Because she was in the country illegally, Bonssa said she and others like her are hard to keep track of. Activists say even documented women are often afraid or unable to contact their embassies if they need help.

According to Hicham Borji, president of the union of workers’ recruitment agencies, there are around 450 licensed agencies in Lebanon. An optimistic estimate, he says, is that 100 of these agencies – that act as go-betweens between workers and employers – actually conform to the terms of their licenses. These include a stable location, a land line and a so-called “safe room” for domestic workers who may need to stay at the agency.

Alem’s agency – which was supposed to care for her when she was not with an employer, sent her to two homes. Both sent her back. Chadi Mahfouz, the agency’s director, delegated his brother Ali Mahfouz to deal with Alem after she returned from the second house.

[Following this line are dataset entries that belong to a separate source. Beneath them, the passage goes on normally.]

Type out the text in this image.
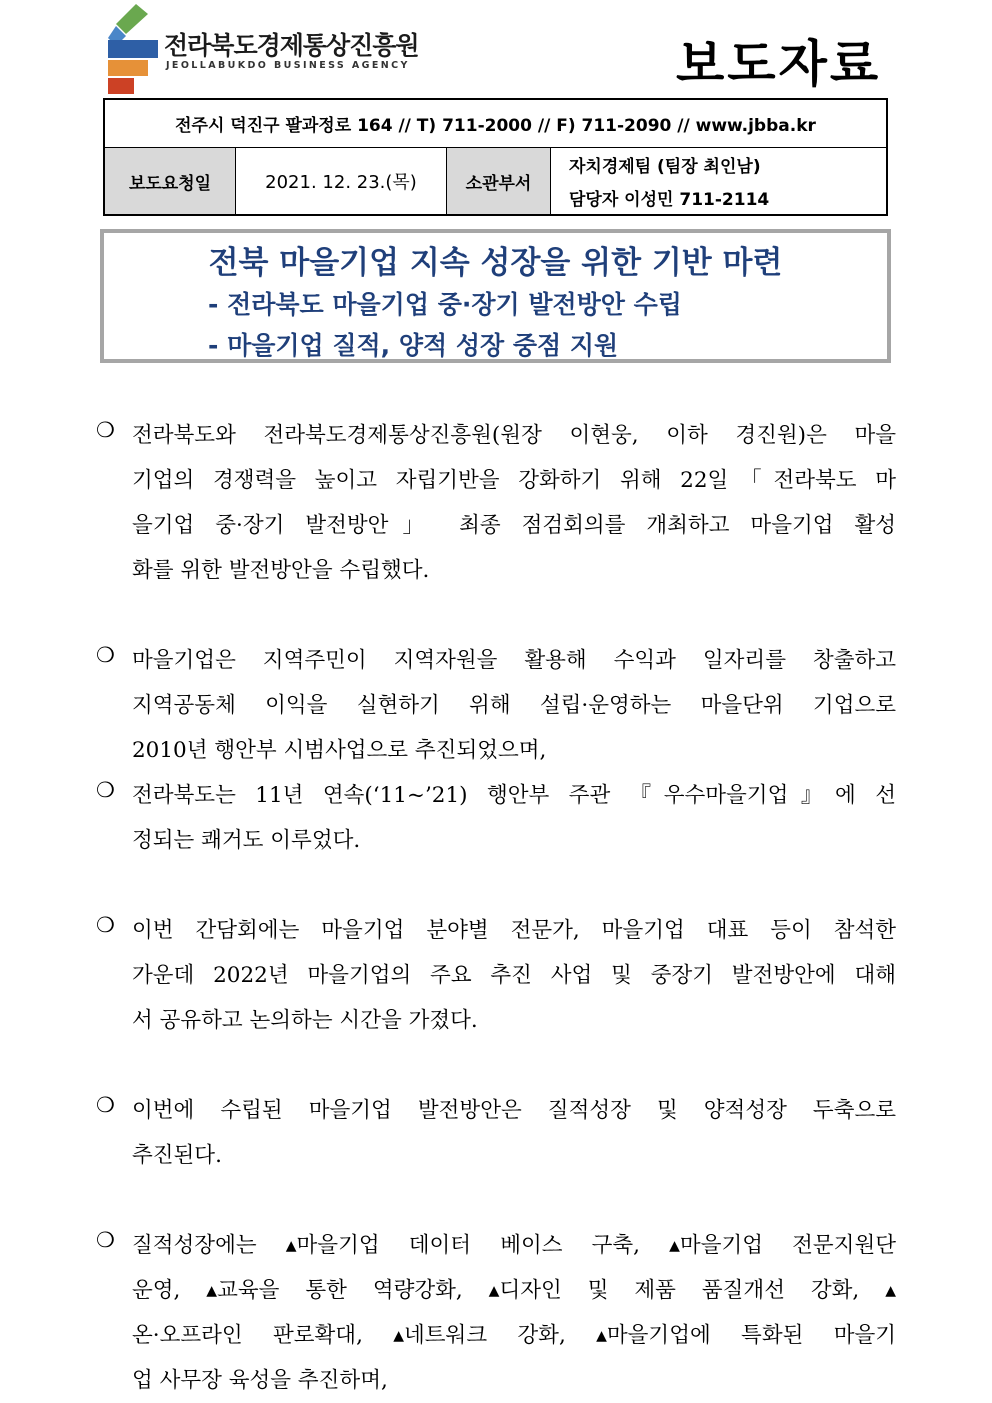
전라북도경제통상진흥원
JEOLLABUKDO BUSINESS AGENCY	보도자료
전주시 덕진구 팔과정로 164 // T) 711-2000 // F) 711-2090 // www.jbba.kr
보도요청일	2021. 12. 23.(목)	소관부서
자치경제팀 (팀장 최인남)
담당자 이성민 711-2114
전북 마을기업 지속 성장을 위한 기반 마련
- 전라북도 마을기업 중·장기 발전방안 수립
- 마을기업 질적, 양적 성장 중점 지원
❍ 전라북도와 전라북도경제통상진흥원(원장 이현웅, 이하 경진원)은 마을
기업의 경쟁력을 높이고 자립기반을 강화하기 위해 22일「전라북도 마
을기업 중·장기 발전방안」 최종 점검회의를 개최하고 마을기업 활성
화를 위한 발전방안을 수립했다.
❍ 마을기업은 지역주민이 지역자원을 활용해 수익과 일자리를 창출하고
지역공동체 이익을 실현하기 위해 설립·운영하는 마을단위 기업으로
2010년 행안부 시범사업으로 추진되었으며,
❍ 전라북도는 11년 연속(‘11~’21) 행안부 주관 『우수마을기업』에 선
정되는 쾌거도 이루었다.
❍ 이번 간담회에는 마을기업 분야별 전문가, 마을기업 대표 등이 참석한
가운데 2022년 마을기업의 주요 추진 사업 및 중장기 발전방안에 대해
서 공유하고 논의하는 시간을 가졌다.
❍ 이번에 수립된 마을기업 발전방안은 질적성장 및 양적성장 두축으로
추진된다.
❍ 질적성장에는 ▴마을기업 데이터 베이스 구축, ▴마을기업 전문지원단
운영, ▴교육을 통한 역량강화, ▴디자인 및 제품 품질개선 강화, ▴
온·오프라인 판로확대, ▴네트워크 강화, ▴마을기업에 특화된 마을기
업 사무장 육성을 추진하며,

Chadi Mahfouz told The Daily Star that his brother, now charged with contributing to and causing Alem’s death, is not an employee of the agency he directs. This means the agency was acting illegally – but it has not lost its license, in fact it has since become a member of the union.

After what he said were two suicide attempts – both after her removal from the second house – Ali Mahfouz brought Alem to the consulate, where he told staff she was mentally ill. Bonssa, who has since expressed regret at trusting Mahfouz, told him to take her to a hospital. It was outside the consulate, a place that ought to have been a refuge, that the beating took place.